Oracle adds security firm to shopping basket

On acquisition tear, company scoops up 100-person software company specializing in computer user authentication.

Alorie Gilbert Staff Writer, CNET News.com
Alorie Gilbert
writes about software, spy chips and the high-tech workplace.
Alorie Gilbert
Oracle has acquired a privately held computer security company, continuing an acquisition spree it started in recent months.

The database maker announced its acquisition of Oblix on Monday. Based in Cupertino, Calif., Oblix makes programs that guard access to computer programs and data on corporate networks and Web sites, a specialty known as "identity management."

Oracle has been on an acquisition tear recently, buying software maker Retek for $650 million in a deal inked just last week. In December, it bought rival PeopleSoft for $10 billion, after a heated takeover battle.

The Oblix deal is tiny, relative to the others. Although Oracle didn't disclose financial details, Oblix employs just 100 people.

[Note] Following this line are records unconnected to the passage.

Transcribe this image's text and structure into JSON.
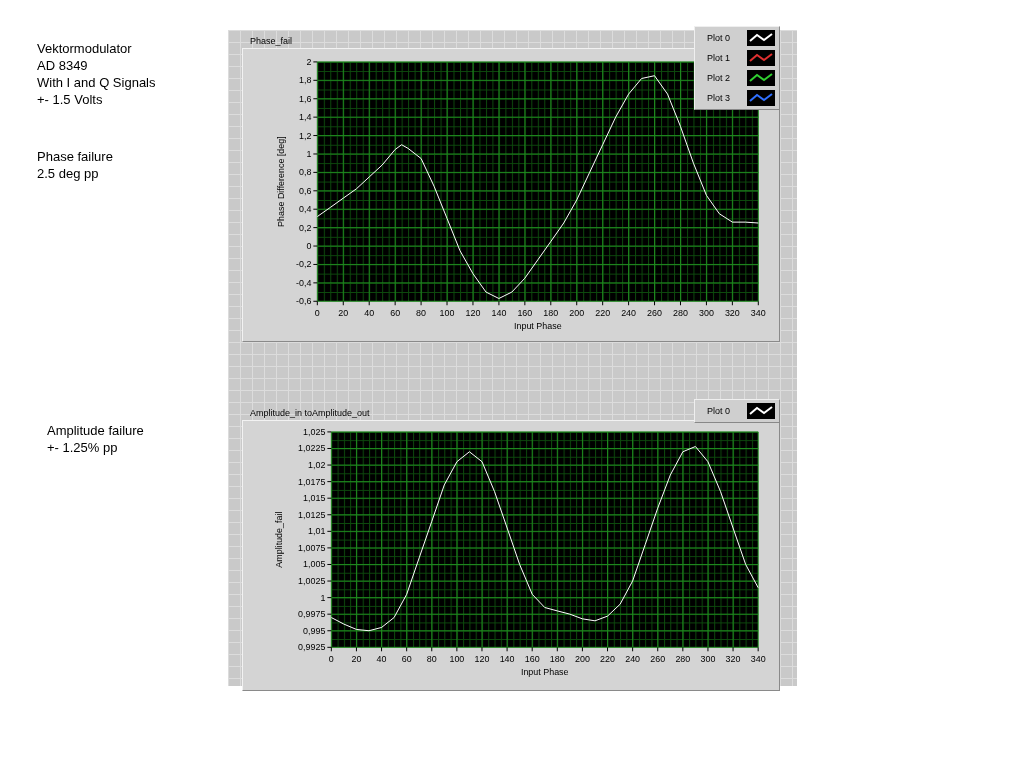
{
  "notes": [
    {
      "lines": [
        "Vektormodulator",
        "AD 8349",
        "With I and Q Signals",
        "+- 1.5 Volts"
      ]
    },
    {
      "lines": [
        "Phase failure",
        "2.5 deg pp"
      ]
    },
    {
      "lines": [
        "Amplitude failure",
        "+- 1.25% pp"
      ]
    }
  ],
  "graphs": [
    {
      "title": "Phase_fail",
      "legend": [
        {
          "label": "Plot 0",
          "color": "#ffffff"
        },
        {
          "label": "Plot 1",
          "color": "#e03030"
        },
        {
          "label": "Plot 2",
          "color": "#30d030"
        },
        {
          "label": "Plot 3",
          "color": "#3070ff"
        }
      ],
      "chart_data": {
        "type": "line",
        "grid": true,
        "xlabel": "Input Phase",
        "ylabel": "Phase Difference [deg]",
        "xlim": [
          0,
          340
        ],
        "ylim": [
          -0.6,
          2
        ],
        "x": [
          0,
          10,
          20,
          30,
          40,
          50,
          60,
          65,
          70,
          80,
          90,
          100,
          110,
          120,
          130,
          140,
          150,
          160,
          170,
          180,
          190,
          200,
          210,
          220,
          230,
          240,
          250,
          260,
          270,
          280,
          290,
          300,
          310,
          320,
          330,
          340
        ],
        "series": [
          {
            "color": "#ffffff",
            "values": [
              0.32,
              0.42,
              0.52,
              0.62,
              0.75,
              0.88,
              1.05,
              1.1,
              1.06,
              0.95,
              0.65,
              0.3,
              -0.05,
              -0.3,
              -0.5,
              -0.57,
              -0.5,
              -0.35,
              -0.15,
              0.05,
              0.25,
              0.5,
              0.8,
              1.1,
              1.4,
              1.65,
              1.82,
              1.85,
              1.65,
              1.3,
              0.9,
              0.55,
              0.35,
              0.26,
              0.26,
              0.25
            ]
          }
        ],
        "xticks": [
          0,
          20,
          40,
          60,
          80,
          100,
          120,
          140,
          160,
          180,
          200,
          220,
          240,
          260,
          280,
          300,
          320,
          340
        ],
        "yticks": [
          {
            "value": 2,
            "label": "2"
          },
          {
            "value": 1.8,
            "label": "1,8"
          },
          {
            "value": 1.6,
            "label": "1,6"
          },
          {
            "value": 1.4,
            "label": "1,4"
          },
          {
            "value": 1.2,
            "label": "1,2"
          },
          {
            "value": 1,
            "label": "1"
          },
          {
            "value": 0.8,
            "label": "0,8"
          },
          {
            "value": 0.6,
            "label": "0,6"
          },
          {
            "value": 0.4,
            "label": "0,4"
          },
          {
            "value": 0.2,
            "label": "0,2"
          },
          {
            "value": 0,
            "label": "0"
          },
          {
            "value": -0.2,
            "label": "-0,2"
          },
          {
            "value": -0.4,
            "label": "-0,4"
          },
          {
            "value": -0.6,
            "label": "-0,6"
          }
        ]
      }
    },
    {
      "title": "Amplitude_in toAmplitude_out",
      "legend": [
        {
          "label": "Plot 0",
          "color": "#ffffff"
        }
      ],
      "chart_data": {
        "type": "line",
        "grid": true,
        "xlabel": "Input Phase",
        "ylabel": "Amplitude_fail",
        "xlim": [
          0,
          340
        ],
        "ylim": [
          0.9925,
          1.025
        ],
        "x": [
          0,
          10,
          20,
          30,
          40,
          50,
          60,
          70,
          80,
          90,
          100,
          110,
          120,
          130,
          140,
          150,
          160,
          170,
          180,
          190,
          200,
          210,
          220,
          230,
          240,
          250,
          260,
          270,
          280,
          290,
          300,
          310,
          320,
          330,
          340
        ],
        "series": [
          {
            "color": "#ffffff",
            "values": [
              0.997,
              0.996,
              0.9952,
              0.995,
              0.9955,
              0.997,
              1.0005,
              1.006,
              1.0115,
              1.017,
              1.0205,
              1.022,
              1.0205,
              1.016,
              1.0105,
              1.005,
              1.0005,
              0.9985,
              0.998,
              0.9975,
              0.9968,
              0.9965,
              0.9972,
              0.999,
              1.0025,
              1.008,
              1.0135,
              1.0185,
              1.022,
              1.0228,
              1.0205,
              1.016,
              1.0105,
              1.005,
              1.0015
            ]
          }
        ],
        "xticks": [
          0,
          20,
          40,
          60,
          80,
          100,
          120,
          140,
          160,
          180,
          200,
          220,
          240,
          260,
          280,
          300,
          320,
          340
        ],
        "yticks": [
          {
            "value": 1.025,
            "label": "1,025"
          },
          {
            "value": 1.0225,
            "label": "1,0225"
          },
          {
            "value": 1.02,
            "label": "1,02"
          },
          {
            "value": 1.0175,
            "label": "1,0175"
          },
          {
            "value": 1.015,
            "label": "1,015"
          },
          {
            "value": 1.0125,
            "label": "1,0125"
          },
          {
            "value": 1.01,
            "label": "1,01"
          },
          {
            "value": 1.0075,
            "label": "1,0075"
          },
          {
            "value": 1.005,
            "label": "1,005"
          },
          {
            "value": 1.0025,
            "label": "1,0025"
          },
          {
            "value": 1,
            "label": "1"
          },
          {
            "value": 0.9975,
            "label": "0,9975"
          },
          {
            "value": 0.995,
            "label": "0,995"
          },
          {
            "value": 0.9925,
            "label": "0,9925"
          }
        ]
      }
    }
  ]
}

One of them is Oblix Chief Executive Gordon Eubanks, a software industry veteran and former CEO of Symantec. Eubanks is not joining Oracle and will instead "be pursuing personal and new interests," an Oracle representative said.

Oracle said the company's technology complements access management software already built in to its Oracle Application Server program and will further bolster the security features of the product. Competitors on this front include BEA Systems, IBM and Sun Microsystems.

Oblix recently entered the Web services technology market via acquisition--another aspect of the company that may have appealed to Oracle. Many software companies are touting Web services as a breakthrough method for sharing data among incompatible computers programs.

Oblix also counts as clients several blue-chip companies, including American Airlines, British Airways, Cisco Systems, General Motors and Ingersoll-Rand.